Understanding Emergent Properties of Living Systems Across Scales
The problem of emergence — specifically, how resilience, robustness, and precision emerge from molecular interactions and are propagated across scales — will be a focal point in biology for decades to come. Emergent properties exhibit similar physical and mathematical principles regardless of the scale. Foundational discoveries by IMPRS groups in celluclar biophysics and molecular motors and the biophysics of of phase separation and molecular condensates are a good example of the ethos of this research mission. Unraveling these principles is the holy grail for achieving a multiscale understanding of the biological principles governing tissue and cell organization.
An added extra dimension to this problem is the question as to which and how many of these emergent properties are universal across the tree of life and how many are species-specific.

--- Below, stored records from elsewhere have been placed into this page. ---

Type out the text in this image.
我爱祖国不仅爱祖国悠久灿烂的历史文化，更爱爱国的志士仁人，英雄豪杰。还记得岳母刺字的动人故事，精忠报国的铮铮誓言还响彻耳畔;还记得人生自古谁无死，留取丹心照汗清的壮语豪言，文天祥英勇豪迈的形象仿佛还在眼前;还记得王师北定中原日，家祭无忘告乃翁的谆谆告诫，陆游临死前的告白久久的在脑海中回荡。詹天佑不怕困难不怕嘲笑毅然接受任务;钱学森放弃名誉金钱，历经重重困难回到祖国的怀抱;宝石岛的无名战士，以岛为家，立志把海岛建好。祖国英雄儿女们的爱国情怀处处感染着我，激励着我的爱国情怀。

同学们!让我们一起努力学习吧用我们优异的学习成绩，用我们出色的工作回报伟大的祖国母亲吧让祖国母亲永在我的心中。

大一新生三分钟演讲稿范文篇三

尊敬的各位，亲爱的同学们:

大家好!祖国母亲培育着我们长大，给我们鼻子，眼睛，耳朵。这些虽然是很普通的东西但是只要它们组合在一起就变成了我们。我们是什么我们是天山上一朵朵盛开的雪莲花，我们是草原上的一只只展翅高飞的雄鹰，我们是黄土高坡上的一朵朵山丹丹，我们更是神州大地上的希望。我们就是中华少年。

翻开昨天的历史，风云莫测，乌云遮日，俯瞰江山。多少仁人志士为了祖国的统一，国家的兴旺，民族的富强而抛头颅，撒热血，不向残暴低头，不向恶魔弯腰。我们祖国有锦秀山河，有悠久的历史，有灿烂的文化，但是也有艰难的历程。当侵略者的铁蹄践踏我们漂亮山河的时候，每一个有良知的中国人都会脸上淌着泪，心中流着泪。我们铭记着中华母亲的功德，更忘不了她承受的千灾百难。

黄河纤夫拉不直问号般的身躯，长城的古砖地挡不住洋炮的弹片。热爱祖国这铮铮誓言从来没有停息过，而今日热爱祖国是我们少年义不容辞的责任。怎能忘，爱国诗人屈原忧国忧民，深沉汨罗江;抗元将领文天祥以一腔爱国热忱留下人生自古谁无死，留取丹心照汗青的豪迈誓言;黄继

Advances in the development of human in vitro organoid models pioneered by IMPRS groups, provide us now with the unprecedented opportunities to begin incorporating the study of human tissues into our research program. This addition holds the potential to enable IMPRS researchers to unveil novel emergent properties of human development, human adult tissue homeostasis and the distinct emergent properties of disease. These combined with the breath of model systems used in our program will allow us to uncover which emergent properties and principles are universal and which are human-specific.
The complexity of living systems, though, continually challenges our analytical capabilities. The need for appropriate physical and computational models to describe emergent properties at the cellular and tissue levels is clear, however it is not sufficient. By expanding the focus of the IMPRS to include mathematics with the arrival of the new director Prof. Heather Harrington, we will be able to cover this gap. Mathematical techniques that bridge different levels of organization, from genes to tissues, will help quantify spatial organization and predict biological mechanisms where biophysics and computer science fall short.
The collaborative track record of IMPRS groups demonstrates the capacity of MPI-CBG, CSBD, and MPI-PKS to drive scientific discoveries in this area. Achieving success necessitates maintaining the previous areas of scientific inquiry—namely Biology, Chemistry, Biophysics, and Computer Science—while incorporating Mathematics as a new thematic focus to address some of the most challenging problems in biology.